En la cocina, sor Hildefonsa se dispuso a bajar a los gallineros para ver lo que allí estaba sucediendo, ya que el canto triunfal del negro había llegado nítido y rotundo a sus dominios a una hora que no correspondía.

Una monja le había introducido en el despacho de la priora, y don Martín esperaba ansioso la entrada de su hermana; la acompañante le advirtió que ésta se demoraría un poco, ya que en día tan señalado tenía un sinfín de tareas que realizar.

—¿Deseáis alguna cosa?

—Muchas gracias, vuesa merced ha sido muy amable. No, no necesito nada, podéis retiraros.
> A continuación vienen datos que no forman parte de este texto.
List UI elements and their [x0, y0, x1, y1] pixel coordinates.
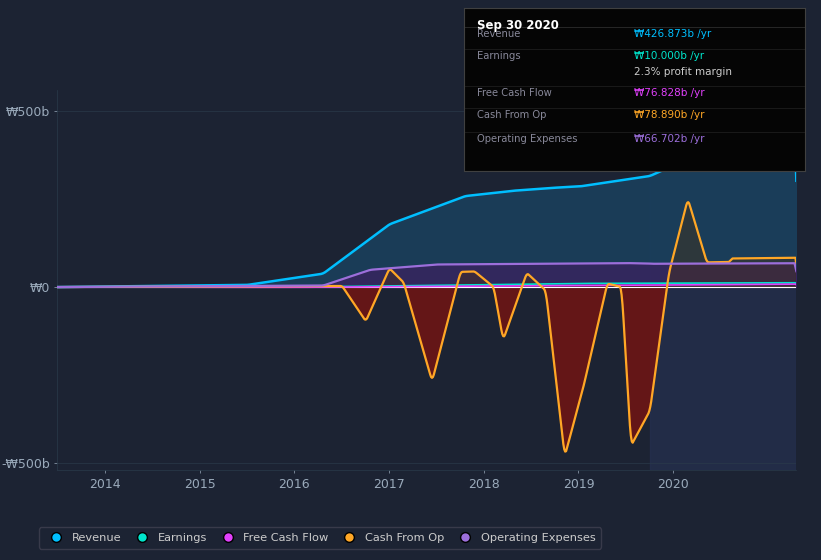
Text: ₩66.702b /yr: ₩66.702b /yr: [635, 134, 704, 144]
Text: Revenue: Revenue: [478, 29, 521, 39]
Text: Sep 30 2020: Sep 30 2020: [478, 19, 559, 32]
Text: ₩76.828b /yr: ₩76.828b /yr: [635, 88, 705, 98]
Text: ₩10.000b /yr: ₩10.000b /yr: [635, 51, 704, 61]
Text: Operating Expenses: Operating Expenses: [478, 134, 578, 144]
Legend: Revenue, Earnings, Free Cash Flow, Cash From Op, Operating Expenses: Revenue, Earnings, Free Cash Flow, Cash …: [39, 528, 602, 549]
Text: Earnings: Earnings: [478, 51, 521, 61]
Text: Cash From Op: Cash From Op: [478, 110, 547, 120]
Text: ₩78.890b /yr: ₩78.890b /yr: [635, 110, 704, 120]
Bar: [649, 90, 796, 470]
Text: Free Cash Flow: Free Cash Flow: [478, 88, 553, 98]
Text: 2.3% profit margin: 2.3% profit margin: [635, 67, 732, 77]
Text: ₩426.873b /yr: ₩426.873b /yr: [635, 29, 712, 39]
Silenciosa como un suspiro, la religiosa cerró tras de sí la puerta de madera de cedro y desapareció. Don Martín dejó su capa de viaje al desgaire sobre uno de los dos sillones de cuero de Ubrique tachonados de grandes clavos de latón dorado que estaban frente a la mesa de la priora, y paseó su mirada por la estancia. Era ésta cuadrada y espaciosa. Dos estrechas ventanas orientadas al este permitían la entrada de la luz diurna; entre las dos, en el paño de pared que las separaba, un cuadro, reproducción sin duda de
La disputa de Jesús entre los Doctores,
del Veronés. Tras el sillón del escritorio, dos imágenes, una talla de madera de san Benito y una Virgen policromada que podía ser de un discípulo de la escuela de Berruguete; en el paño de pared frente al despacho, una pequeña librería con pocos pero seleccionados volúmenes, todos relacionados con vidas de santos, reglas de la orden, libros de rezos, encíclicas y pragmáticas de los santos Padres. El suelo de grandes losas rojizas estaba cubierto por una alfombra tapiz de la Real Casa, con imágenes de los siete pecados capitales según cartones de Rafael Sanzio de Urbino, regalo sin duda de un protector del convento; y, finalmente, en el paño de pared donde se encontraba la puerta, una larga mesa arrimadero de roble, cubierta de lado a lado por un estrecho tapiz de terciopelo rojo engalonado por dos tiras de pasamanería doradas y flecos del mismo color; en medio, una pequeña vitrina relicario de pórfido y cristal, y en su interior alojado un mínimo cuadradito de tela, reliquia sin duda de algún santo. El ruido inconfundible de los pasos y el sonar de las cuentas del rosario avisaron a don Martín de la llegada de la priora. Abrióse la puerta y la figura de sor Teresa apareció en el dintel. Sonrió a su hermano. Se aproximó y alargó la cruz de su rosario para que el hidalgo la besara, hecho lo cual se dirigió al sillón de detrás del escritorio y, sentándose, indicó al hidalgo con el gesto que hiciera lo propio. Apenas cómodamente aposentados y distendido el clima del primer momento, el ambiente se hizo familiar y confianzudo.